By analyzing existing cross correlation between Royce Small Cap Value and Paradigm Value Fund, you can compare the effects of market volatilities on Royce Small-cap and Paradigm Value and check how they will diversify away market risk if combined in the same portfolio for a given time horizon. You can also utilize pair trading strategies of matching a long position in Royce Small-cap with a short position of Paradigm Value. Check out your portfolio center. Please also check ongoing floating volatility patterns of Royce Small-cap and Paradigm Value.

Diversification Opportunities for Royce Small-cap and Paradigm Value

0.98
  Correlation Coefficient

Almost no diversification

The 3 months correlation between Royce and Paradigm is 0.98. Overlapping area represents the amount of risk that can be diversified away by holding Royce Small Cap Value and Paradigm Value Fund in the same portfolio, assuming nothing else is changed. The correlation between historical prices or returns on Paradigm Value and Royce Small-cap is a relative statistical measure of the degree to which these equity instruments tend to move together. The correlation coefficient measures the extent to which returns on Royce Small Cap Value are associated (or correlated) with Paradigm Value. Values of the correlation coefficient range from -1 to +1, where. The correlation of zero (0) is possible when the price movement of Paradigm Value has no effect on the direction of Royce Small-cap i.e., Royce Small-cap and Paradigm Value go up and down completely randomly.

Pair Corralation between Royce Small-cap and Paradigm Value

Assuming the 90 days horizon Royce Small Cap Value is expected to generate 1.07 times more return on investment than Paradigm Value. However, Royce Small-cap is 1.07 times more volatile than Paradigm Value Fund. It trades about 0.13 of its potential returns per unit of risk. Paradigm Value Fund is currently generating about 0.13 per unit of risk. If you would invest  1,040  in Royce Small Cap Value on September 4, 2024 and sell it today you would earn a total of  108.00  from holding Royce Small Cap Value or generate 10.38% return on investment over 90 days.
Time Period3 Months [change]
DirectionMoves Together 
StrengthVery Strong
Accuracy100.0%
ValuesDaily Returns

Royce Small Cap Value  vs.  Paradigm Value Fund

 Performance 
       Timeline  
Royce Small Cap 

Risk-Adjusted Performance

10 of 100

 
Weak
 
Strong
OK
Compared to the overall equity markets, risk-adjusted returns on investments in Royce Small Cap Value are ranked lower than 10 (%) of all funds and portfolios of funds over the last 90 days.

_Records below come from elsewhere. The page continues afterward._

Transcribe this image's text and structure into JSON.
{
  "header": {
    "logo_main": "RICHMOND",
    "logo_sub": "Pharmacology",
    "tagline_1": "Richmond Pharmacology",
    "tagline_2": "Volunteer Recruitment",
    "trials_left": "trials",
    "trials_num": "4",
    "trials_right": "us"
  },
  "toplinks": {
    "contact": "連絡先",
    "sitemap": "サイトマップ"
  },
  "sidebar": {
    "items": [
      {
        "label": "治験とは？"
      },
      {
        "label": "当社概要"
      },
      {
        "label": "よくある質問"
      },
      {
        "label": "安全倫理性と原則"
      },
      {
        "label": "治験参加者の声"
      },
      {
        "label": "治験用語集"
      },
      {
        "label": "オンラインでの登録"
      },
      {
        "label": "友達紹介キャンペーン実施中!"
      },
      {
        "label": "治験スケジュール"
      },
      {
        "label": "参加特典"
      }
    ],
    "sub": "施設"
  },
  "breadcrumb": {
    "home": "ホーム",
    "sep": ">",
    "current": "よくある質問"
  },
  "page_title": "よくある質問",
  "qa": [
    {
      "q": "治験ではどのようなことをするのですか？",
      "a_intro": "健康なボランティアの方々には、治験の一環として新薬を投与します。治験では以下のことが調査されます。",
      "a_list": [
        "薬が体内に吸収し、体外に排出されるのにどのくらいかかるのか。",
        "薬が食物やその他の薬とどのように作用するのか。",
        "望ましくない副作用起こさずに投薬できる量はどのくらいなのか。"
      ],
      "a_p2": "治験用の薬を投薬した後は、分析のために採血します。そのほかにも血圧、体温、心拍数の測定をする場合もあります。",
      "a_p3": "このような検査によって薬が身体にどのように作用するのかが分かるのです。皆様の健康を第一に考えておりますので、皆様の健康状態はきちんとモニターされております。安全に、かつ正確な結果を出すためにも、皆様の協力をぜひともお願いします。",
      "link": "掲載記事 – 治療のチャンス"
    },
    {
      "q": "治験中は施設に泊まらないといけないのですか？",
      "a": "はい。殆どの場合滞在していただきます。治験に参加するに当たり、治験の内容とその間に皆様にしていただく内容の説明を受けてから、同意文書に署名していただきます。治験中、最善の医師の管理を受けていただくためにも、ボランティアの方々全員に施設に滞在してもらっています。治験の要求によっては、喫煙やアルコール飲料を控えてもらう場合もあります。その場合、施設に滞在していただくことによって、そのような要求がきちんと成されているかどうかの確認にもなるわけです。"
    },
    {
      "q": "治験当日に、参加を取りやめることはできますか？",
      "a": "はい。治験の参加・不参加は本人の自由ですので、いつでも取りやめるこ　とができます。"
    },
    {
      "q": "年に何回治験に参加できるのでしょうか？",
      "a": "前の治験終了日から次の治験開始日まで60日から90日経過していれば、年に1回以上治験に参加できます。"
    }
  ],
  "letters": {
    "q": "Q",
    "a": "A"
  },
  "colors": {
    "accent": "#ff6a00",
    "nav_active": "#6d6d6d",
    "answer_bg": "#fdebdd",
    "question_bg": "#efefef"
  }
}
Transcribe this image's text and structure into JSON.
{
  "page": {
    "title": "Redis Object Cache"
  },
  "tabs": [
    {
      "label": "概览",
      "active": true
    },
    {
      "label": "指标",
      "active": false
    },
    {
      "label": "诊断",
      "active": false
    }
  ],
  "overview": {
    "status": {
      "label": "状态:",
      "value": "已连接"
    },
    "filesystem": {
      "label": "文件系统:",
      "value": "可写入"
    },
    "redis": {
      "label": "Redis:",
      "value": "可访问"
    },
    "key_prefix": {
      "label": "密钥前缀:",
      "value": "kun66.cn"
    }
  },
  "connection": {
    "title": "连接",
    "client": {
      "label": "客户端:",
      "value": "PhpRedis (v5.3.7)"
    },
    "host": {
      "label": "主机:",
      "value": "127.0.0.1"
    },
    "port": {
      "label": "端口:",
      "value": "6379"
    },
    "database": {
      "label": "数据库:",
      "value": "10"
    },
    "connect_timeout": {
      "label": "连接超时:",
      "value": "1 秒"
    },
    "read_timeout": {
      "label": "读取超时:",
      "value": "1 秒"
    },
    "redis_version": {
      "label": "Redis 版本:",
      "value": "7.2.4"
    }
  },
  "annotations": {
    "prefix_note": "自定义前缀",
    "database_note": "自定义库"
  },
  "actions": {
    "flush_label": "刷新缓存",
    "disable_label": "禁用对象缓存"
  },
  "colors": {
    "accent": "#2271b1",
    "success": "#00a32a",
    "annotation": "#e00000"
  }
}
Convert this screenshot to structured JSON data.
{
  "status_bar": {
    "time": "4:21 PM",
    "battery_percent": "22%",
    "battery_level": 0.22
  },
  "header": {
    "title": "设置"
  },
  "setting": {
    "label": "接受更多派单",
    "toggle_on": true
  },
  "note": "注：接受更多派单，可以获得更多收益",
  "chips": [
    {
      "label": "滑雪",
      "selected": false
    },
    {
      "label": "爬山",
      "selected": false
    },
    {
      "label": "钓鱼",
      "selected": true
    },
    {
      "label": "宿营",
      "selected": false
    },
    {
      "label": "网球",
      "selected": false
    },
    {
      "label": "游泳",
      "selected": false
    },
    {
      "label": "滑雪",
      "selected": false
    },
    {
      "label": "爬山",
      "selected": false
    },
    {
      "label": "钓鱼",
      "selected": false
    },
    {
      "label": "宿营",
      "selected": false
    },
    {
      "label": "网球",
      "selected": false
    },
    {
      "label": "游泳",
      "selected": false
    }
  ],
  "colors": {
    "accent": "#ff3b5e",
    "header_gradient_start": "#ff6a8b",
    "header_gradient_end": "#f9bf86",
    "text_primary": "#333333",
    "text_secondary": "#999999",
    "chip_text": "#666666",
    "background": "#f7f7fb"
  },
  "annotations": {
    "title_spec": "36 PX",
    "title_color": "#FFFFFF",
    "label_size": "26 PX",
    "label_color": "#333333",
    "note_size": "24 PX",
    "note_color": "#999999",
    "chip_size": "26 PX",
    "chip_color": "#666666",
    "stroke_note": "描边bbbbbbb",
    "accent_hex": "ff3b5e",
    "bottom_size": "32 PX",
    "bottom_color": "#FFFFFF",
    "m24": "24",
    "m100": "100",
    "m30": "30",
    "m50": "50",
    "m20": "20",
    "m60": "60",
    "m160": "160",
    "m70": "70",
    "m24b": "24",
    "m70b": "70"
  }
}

In spite of fairly weak technical and fundamental indicators, Royce Small-cap may actually be approaching a critical reversion point that can send shares even higher in January 2025.
Paradigm Value 

Risk-Adjusted Performance

10 of 100

 
Weak
 
Strong
OK
Compared to the overall equity markets, risk-adjusted returns on investments in Paradigm Value Fund are ranked lower than 10 (%) of all funds and portfolios of funds over the last 90 days. In spite of fairly weak basic indicators, Paradigm Value may actually be approaching a critical reversion point that can send shares even higher in January 2025.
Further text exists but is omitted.